Most businesses collect and analyze countless data: revenue per employee, gross profit margin, cost per lead, customer retention, EBITDA, Net Promoter Score, and so much more.
But what people metrics are businesses tracking to provide critical insight into their business operations?
It’s proven: Businesses that collect, analyze, and act upon their people data have more productive and engaged employees. According to Gallup, highly engaged teams show 21% greater profitability—making engagement metrics vital for business leaders to keep tabs on.
7 types of people data you need to measure
If your business isn’t collecting people data yet, here are seven places to start:
This data identifies someone’s natural drives and preferences as they relate to work. It can help you hire people suited for a job, manage them according to their needs, and handle interpersonal conflict that may arise from behavioral differences.
Cognitive data measures an individual’s ability to understand complex ideas, adapt effectively to their environment, learn from experience, engage in various forms of reasoning, and overcome obstacles through contemplation.
Cognitive ability has a strong correlation with job success. If an employee doesn’t match the cognitive requirement of the role they’re in, they’ll struggle to succeed, ultimately leading to disengagement or high turnover rates.
Employee experience survey data
Employee experience surveys help business leaders gain feedback on what employees think it’s like to work at a particular organization.

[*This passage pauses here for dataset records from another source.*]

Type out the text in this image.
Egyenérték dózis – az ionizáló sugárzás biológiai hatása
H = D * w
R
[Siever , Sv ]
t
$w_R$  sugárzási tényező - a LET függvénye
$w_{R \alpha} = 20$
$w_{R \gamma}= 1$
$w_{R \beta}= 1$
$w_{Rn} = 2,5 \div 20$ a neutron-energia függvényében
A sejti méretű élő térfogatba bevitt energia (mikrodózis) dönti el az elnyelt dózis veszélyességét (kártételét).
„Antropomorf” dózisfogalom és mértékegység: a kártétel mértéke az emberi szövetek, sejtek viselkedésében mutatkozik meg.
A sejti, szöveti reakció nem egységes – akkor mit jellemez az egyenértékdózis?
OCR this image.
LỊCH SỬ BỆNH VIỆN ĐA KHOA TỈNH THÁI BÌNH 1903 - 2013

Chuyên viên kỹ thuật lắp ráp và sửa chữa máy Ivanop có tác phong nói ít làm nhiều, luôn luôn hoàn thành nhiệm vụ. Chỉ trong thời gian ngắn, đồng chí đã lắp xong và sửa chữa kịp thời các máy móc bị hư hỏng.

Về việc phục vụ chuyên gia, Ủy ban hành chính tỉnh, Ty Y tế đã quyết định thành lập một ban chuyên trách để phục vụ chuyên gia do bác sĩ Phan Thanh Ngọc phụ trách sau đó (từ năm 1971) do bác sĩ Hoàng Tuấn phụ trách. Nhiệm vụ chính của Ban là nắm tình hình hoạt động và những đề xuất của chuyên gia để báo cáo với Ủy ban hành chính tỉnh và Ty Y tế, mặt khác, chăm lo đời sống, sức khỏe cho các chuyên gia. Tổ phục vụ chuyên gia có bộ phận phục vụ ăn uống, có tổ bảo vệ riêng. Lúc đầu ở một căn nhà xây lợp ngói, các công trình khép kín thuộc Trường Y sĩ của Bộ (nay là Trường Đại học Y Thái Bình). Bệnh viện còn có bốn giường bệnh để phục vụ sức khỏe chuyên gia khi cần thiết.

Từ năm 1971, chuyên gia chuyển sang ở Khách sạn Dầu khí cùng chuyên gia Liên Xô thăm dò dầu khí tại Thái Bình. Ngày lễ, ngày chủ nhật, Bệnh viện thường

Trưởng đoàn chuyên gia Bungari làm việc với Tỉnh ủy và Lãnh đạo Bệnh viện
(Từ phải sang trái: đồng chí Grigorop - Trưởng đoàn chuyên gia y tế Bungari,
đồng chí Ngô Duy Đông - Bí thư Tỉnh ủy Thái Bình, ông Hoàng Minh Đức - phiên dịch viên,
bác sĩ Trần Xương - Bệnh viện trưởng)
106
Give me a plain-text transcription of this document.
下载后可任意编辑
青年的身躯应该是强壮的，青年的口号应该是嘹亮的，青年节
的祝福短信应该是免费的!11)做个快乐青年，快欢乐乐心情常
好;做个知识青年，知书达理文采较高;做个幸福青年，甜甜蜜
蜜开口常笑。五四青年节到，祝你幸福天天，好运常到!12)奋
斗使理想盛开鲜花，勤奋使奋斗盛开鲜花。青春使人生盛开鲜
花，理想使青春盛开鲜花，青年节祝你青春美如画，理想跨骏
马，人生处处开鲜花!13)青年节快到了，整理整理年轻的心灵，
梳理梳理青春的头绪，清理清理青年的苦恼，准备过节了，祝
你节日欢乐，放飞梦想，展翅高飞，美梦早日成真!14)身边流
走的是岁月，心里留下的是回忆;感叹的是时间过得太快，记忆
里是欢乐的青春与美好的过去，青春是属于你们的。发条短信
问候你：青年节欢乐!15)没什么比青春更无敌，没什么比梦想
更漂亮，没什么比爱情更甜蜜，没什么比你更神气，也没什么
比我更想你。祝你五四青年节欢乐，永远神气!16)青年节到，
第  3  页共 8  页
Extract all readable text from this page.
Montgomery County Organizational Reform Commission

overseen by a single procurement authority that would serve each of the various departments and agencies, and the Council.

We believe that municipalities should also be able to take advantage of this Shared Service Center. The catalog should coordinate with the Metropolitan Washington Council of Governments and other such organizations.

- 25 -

This allows senior leaders to understand areas of the business where the work experience needs to improve, so employee engagement can increase
Sales figures tell you more than how much money the company stands to make in a given time period. They can also shed light on any potential engagement issues.
Research by Gallup reported that highly engaged organizations average 20% higher sales than their disengaged peers.
Performance reviews are most frequently used to assess an employee’s effectiveness to determine appropriate next steps with regards to training, development, and employment with the organization.
Performance reviews can also provide valuable insights into the employee experience. If a high-achieving employee’s performance has taken a nosedive, it could indicate there are issues with the organizational culture leading to disengagement, or an amorphous role that’s grown out of control.
Dig deeper into what may be impacting your employee’s performance other than their own efforts. If an employee’s manager, team work dynamic, or role has changed, inquire into their feelings about the changes and how they’re being impacted.
Customer satisfaction data
Customer service is closely linked with employee engagement. Engaged employees care about their work, going above and beyond to put in discretionary effort. This discretionary effort is what makes an impact on customers, making them feel valued and appreciated.
If your customer satisfaction numbers aren’t where you’d like them to be, use this data to probe deeper. Are employees disengaged? Or is there a possibility current employees aren’t a behavioral match for a customer service role?
All information is data—even if it’s not a quantifiable metric. Exit interviews provide feedback on the employee experience and what may be driving turnover. The goal is to determine if an employee’s departure is connected to a larger engagement issue or if there was a poor fit.
When you measure what matters, you can make the right changes.
Once this data is collected, it can be used to diagnose people problems that may be leading to disengagement. From there, a data-driven action plan can be put together to resolve those issues—ultimately helping your business perform better and be more profitable.